Na liturgia de hoje, continuamos com a celeuma puro/impuro, provocada pelos fariseus e mestres da Lei. Jesus foi categórico: “O que torna impuro o homem não é o que entra nele vindo de fora, mas o que sai do seu interior”. (Mc 7,15) Para Jesus, está mais do que claro, que o que vem de fora não torna uma pessoa pecadora, e sim aquilo que sai de seu interior, seu coração, morada das decisões. Jesus mantendo a compreensão bíblica a respeito do coração, promovendo assim uma nova ética e moralidade. Com isso, Ele dá um basta na lei sobre a pureza e impureza (Lv 11), cuja interpretação era o fundamento de uma sociedade injusta e desigual, baseada em tabus que criavam e solidificavam diferenças entre as pessoas, gerando privilegiados para alguns poucos, e marginalizados, opressores e oprimidos em sua grande maioria.

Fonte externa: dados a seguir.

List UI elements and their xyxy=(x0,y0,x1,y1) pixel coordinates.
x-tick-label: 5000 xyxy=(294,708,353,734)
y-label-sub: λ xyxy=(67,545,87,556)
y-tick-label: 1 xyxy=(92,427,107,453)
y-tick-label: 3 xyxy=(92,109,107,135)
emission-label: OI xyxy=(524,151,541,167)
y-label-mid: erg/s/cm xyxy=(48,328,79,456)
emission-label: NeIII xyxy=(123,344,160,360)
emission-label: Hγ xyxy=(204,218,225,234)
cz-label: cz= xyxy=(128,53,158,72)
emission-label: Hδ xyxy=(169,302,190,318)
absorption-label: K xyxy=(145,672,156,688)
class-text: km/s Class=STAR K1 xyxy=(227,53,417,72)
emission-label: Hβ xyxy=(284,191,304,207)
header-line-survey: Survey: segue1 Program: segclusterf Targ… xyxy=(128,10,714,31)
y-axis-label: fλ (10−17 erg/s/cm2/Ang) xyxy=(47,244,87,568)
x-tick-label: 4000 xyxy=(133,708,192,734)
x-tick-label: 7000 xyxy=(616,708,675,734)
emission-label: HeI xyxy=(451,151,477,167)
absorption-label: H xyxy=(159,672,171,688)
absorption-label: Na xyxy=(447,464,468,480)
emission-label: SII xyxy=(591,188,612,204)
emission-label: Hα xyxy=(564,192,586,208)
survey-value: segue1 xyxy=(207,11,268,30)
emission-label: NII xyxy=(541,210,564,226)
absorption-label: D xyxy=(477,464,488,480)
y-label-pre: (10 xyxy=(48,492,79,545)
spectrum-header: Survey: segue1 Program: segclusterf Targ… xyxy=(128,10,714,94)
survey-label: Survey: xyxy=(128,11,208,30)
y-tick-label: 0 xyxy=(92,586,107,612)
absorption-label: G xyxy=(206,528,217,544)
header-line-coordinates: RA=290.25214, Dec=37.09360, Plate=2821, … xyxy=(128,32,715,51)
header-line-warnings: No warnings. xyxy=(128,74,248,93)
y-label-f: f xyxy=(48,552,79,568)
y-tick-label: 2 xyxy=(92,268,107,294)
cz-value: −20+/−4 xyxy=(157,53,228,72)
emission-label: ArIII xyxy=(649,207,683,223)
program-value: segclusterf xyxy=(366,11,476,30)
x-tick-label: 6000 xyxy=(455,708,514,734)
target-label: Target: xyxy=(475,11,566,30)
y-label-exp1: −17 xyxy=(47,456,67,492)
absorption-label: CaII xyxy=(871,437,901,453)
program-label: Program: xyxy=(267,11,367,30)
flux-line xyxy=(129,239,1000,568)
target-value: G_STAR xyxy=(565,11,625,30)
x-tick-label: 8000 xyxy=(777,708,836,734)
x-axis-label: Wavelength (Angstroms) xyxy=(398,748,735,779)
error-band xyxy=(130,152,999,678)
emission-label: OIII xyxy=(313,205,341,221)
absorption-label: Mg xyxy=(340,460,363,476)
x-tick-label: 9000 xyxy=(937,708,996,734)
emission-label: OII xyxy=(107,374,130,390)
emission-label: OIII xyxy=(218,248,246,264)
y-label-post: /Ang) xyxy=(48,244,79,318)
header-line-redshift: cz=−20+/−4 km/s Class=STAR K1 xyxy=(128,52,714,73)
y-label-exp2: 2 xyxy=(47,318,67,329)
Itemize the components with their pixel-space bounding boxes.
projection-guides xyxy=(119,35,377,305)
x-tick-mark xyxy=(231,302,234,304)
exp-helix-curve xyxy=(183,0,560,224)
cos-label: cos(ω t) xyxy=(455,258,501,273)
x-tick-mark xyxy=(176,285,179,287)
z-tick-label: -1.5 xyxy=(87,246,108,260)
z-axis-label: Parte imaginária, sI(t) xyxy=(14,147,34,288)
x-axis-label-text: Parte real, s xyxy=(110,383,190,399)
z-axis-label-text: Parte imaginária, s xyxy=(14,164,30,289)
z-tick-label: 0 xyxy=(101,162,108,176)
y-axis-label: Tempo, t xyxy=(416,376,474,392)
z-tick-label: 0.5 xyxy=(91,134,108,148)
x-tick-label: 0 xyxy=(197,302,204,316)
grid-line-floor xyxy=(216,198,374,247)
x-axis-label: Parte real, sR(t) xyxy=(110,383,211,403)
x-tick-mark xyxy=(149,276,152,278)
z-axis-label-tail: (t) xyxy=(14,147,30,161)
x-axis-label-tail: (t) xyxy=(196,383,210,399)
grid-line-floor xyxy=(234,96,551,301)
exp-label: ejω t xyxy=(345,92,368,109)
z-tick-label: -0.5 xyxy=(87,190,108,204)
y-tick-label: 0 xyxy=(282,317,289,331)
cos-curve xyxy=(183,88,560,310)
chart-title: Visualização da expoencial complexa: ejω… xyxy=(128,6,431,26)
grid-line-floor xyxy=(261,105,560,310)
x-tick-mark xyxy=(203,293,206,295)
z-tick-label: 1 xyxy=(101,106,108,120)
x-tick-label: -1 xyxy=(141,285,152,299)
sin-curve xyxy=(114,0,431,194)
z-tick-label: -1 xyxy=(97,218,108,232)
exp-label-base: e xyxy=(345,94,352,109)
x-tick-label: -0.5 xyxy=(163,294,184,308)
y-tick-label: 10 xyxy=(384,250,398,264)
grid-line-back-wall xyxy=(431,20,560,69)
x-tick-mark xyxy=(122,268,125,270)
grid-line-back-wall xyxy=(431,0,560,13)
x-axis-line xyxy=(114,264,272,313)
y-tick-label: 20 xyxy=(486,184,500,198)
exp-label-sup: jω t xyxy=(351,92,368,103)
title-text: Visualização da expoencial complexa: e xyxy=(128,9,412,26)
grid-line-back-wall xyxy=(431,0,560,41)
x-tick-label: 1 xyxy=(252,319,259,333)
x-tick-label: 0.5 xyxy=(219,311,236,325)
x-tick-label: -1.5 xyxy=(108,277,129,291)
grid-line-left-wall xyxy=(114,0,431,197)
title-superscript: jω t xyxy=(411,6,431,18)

Para o cristão que, de fato, segue a Jesus de Nazaré, o coração é a morada de Deus. Deus quer fazer morada em nossos corações, mas não arromba as portas do coração de quem quer que seja. A iniciativa desta morada parte de Deus, mas a decisão é de cada um de nós. Jesus quer entrar na casa do nosso coração, para fazer de nós pessoas puras. Não de uma pureza ritualista, moralista, mas a partir das entranhas de nosso interior. Sentir a presença de Deus em nós para que sejamos presença viva d’Ele nas nossas relações cotidianas. Deus vibrando em nosso coração, para que tomemos as decisões necessárias, que sejam construtoras de seu Reino entre nós. Afinal, como diria Pascal: “É o coração que sente Deus e não a razão”.